In the past few decades, Guatemala has faced a great amount of deforestation, which has affected its biodiversity for the worse. Unlike other countries, however, Guatemala is a poor country with few resources to foster biodiversity in the country. There is little it can do to fix any problems that deforestation may cause. With the increase in the need for schools, agricultural land, and businesses in Guatemala due to the desperate need for financial support and stability, deforestation seems inevitable, and there is little that the country can do to help sustain the biodiversity in the country.

A main problem that this change in land use has caused in Guatemala is poor soil quality. With land use changing from forests to agriculture and industry, the soil has lost its richness and the degradation of the soil is increasing especially in the land that is used in agriculture. Without changes made to protect the forests, the soil will continue to be negatively impacted, thus impacting how well plants will grow and what type of plants will grow. As changes in the soil continue, plants will no longer be able to thrive in their homeland, which will decrease the overall biodiversity in Guatemala. If no changes are made, the rich biodiversity of the country will soon fade away.

Guatemala has seven wetlands of international importance that were included in the Ramsar List.

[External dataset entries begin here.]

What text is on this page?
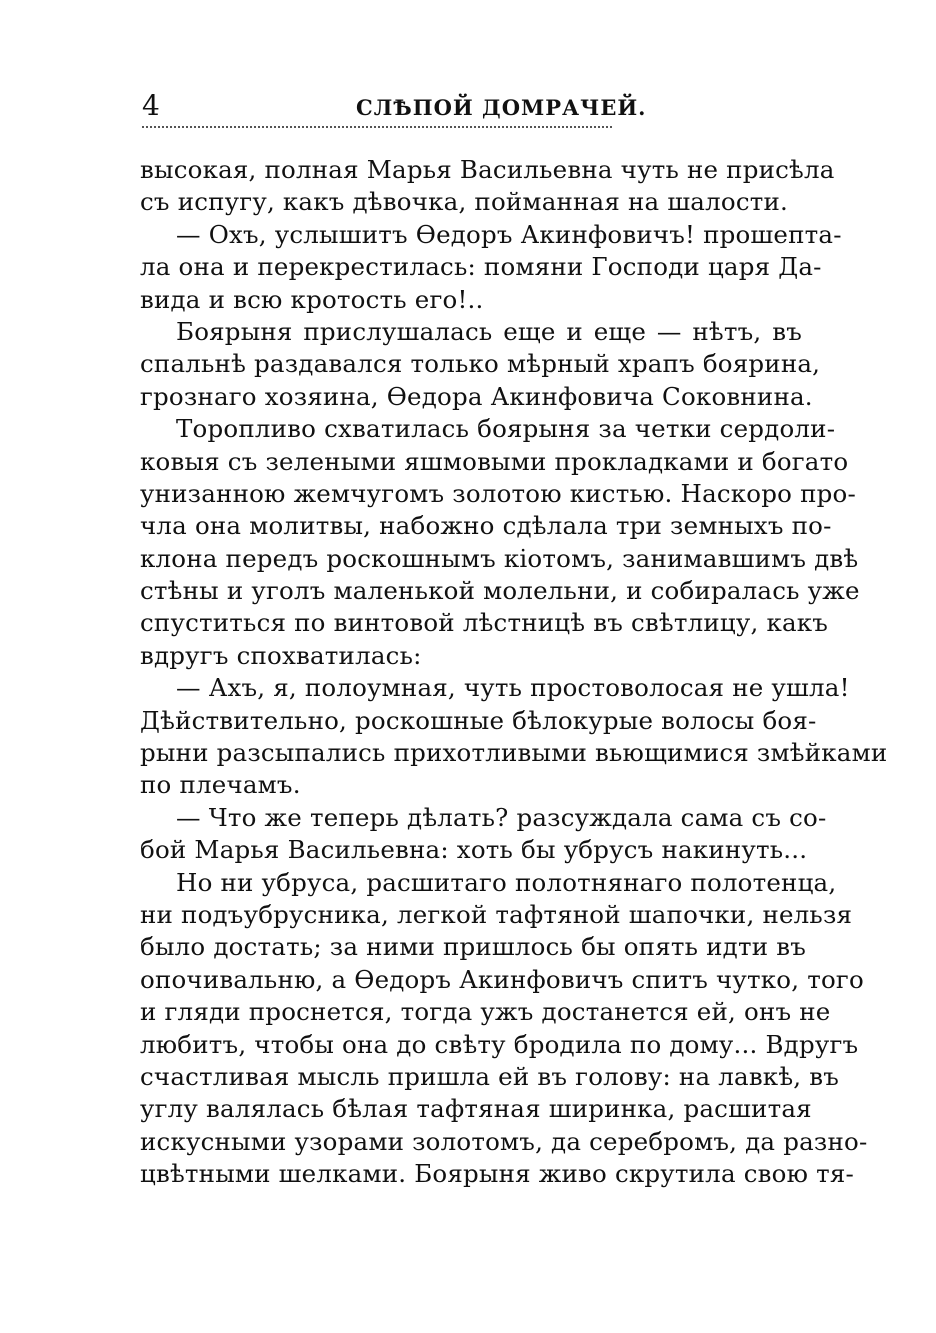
4	СЛѢПОЙ ДОМРАЧЕЙ.
высокая, полная Марья Васильевна чуть не присѣла
съ испугу, какъ дѣвочка, пойманная на шалости.
— Охъ, услышитъ Ѳедоръ Акинфовичъ! прошепта-
ла она и перекрестилась: помяни Господи царя Да-
вида и всю кротость его!..
Боярыня прислушалась еще и еще — нѣтъ, въ
спальнѣ раздавался только мѣрный храпъ боярина,
грознаго хозяина, Ѳедора Акинфовича Соковнина.
Торопливо схватилась боярыня за четки сердоли-
ковыя съ зелеными яшмовыми прокладками и богато
унизанною жемчугомъ золотою кистью. Наскоро про-
чла она молитвы, набожно сдѣлала три земныхъ по-
клона передъ роскошнымъ кіотомъ, занимавшимъ двѣ
стѣны и уголъ маленькой молельни, и собиралась уже
спуститься по винтовой лѣстницѣ въ свѣтлицу, какъ
вдругъ спохватилась:
— Ахъ, я, полоумная, чуть простоволосая не ушла!
Дѣйствительно, роскошные бѣлокурые волосы боя-
рыни разсыпались прихотливыми вьющимися змѣйками
по плечамъ.
— Что же теперь дѣлать? разсуждала сама съ со-
бой Марья Васильевна: хоть бы убрусъ накинуть...
Но ни убруса, расшитаго полотнянаго полотенца,
ни подъубрусника, легкой тафтяной шапочки, нельзя
было достать; за ними пришлось бы опять идти въ
опочивальню, а Ѳедоръ Акинфовичъ спитъ чутко, того
и гляди проснется, тогда ужъ достанется ей, онъ не
любитъ, чтобы она до свѣту бродила по дому... Вдругъ
счастливая мысль пришла ей въ голову: на лавкѣ, въ
углу валялась бѣлая тафтяная ширинка, расшитая
искусными узорами золотомъ, да серебромъ, да разно-
цвѣтными шелками. Боярыня живо скрутила свою тя-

Guatemala has some 8,061 known species of amphibians, birds, mammals, fish, reptiles and invertebrates according to figures from the World Conservation Monitoring Centre. Of these, 6.7% are endemic, meaning they exist in no other country, and 8.1% are threatened species. It is also home to at least 8681 species of vascular plants, of which 13.5% are endemic. 5.4% of the country is protected under IUCN categories I-V.

With a total of 123 protected areas and more than 29% of the territory declared a protected area, Guatemala has the largest percentage of protected areas in Central America. Tikal National Park, which was created in 1955, was the first mixed UNESCO World Heritage Site in the world.

The amount of protected territories in Guatemala helps flourish biodiversity extremely, but based on an article published in 2022, narcotics and drug-trafficking are having a major impact on deforestation. Due to drug trafficking and producing live stock for money laundering, there have been many habitat losses in Central America. The study concluded in this source is to show if deforestation is happening in these protected areas due to vegetation loss from drug-trafficking. The data collected is in the arrangement of EVI, enhanced vegetation index. The study was conducted in Laguna del Tigre National Park from 2002 to 2020. The results showed that EVI trends were reduced and had a loss of vegetation. This issue can be called "narco-deforestation". Although narcotics are not the main reason for deforestation, they definitely play a major part of this issue and need to be resolved.

Another issue that emerged in Guatemala was the coffee production. There was a dip in coffee production from 2000 to 2004 which caused different decisions of land use and services that they gave to the environment. There was a 35% loss of area while coffee was not being produced. This caused majors issues for biodiversity such as habitat loss and native trees decreasing. Supporting the coffee loss would mean for more direct payments or "market incentives". This not only hurts the biodiversity but also the economy in general.

One such strategy known as the National Biodiversity and Action Plan was developed in 1998. This plan was made to help protect the biodiversity in the nation in a more political and standardized way. However, its success has been subpar. Due to the problems mentioned above, an increasing population, and simply the need for money and financial stability in Guatemala have dwindled the plan's impact. Those in the country are hesitant to accept the plan simply due to the country's need for money. This fact alone has made it very difficult for environmentalists and policymakers to preserve the great biodiversity that the nation has.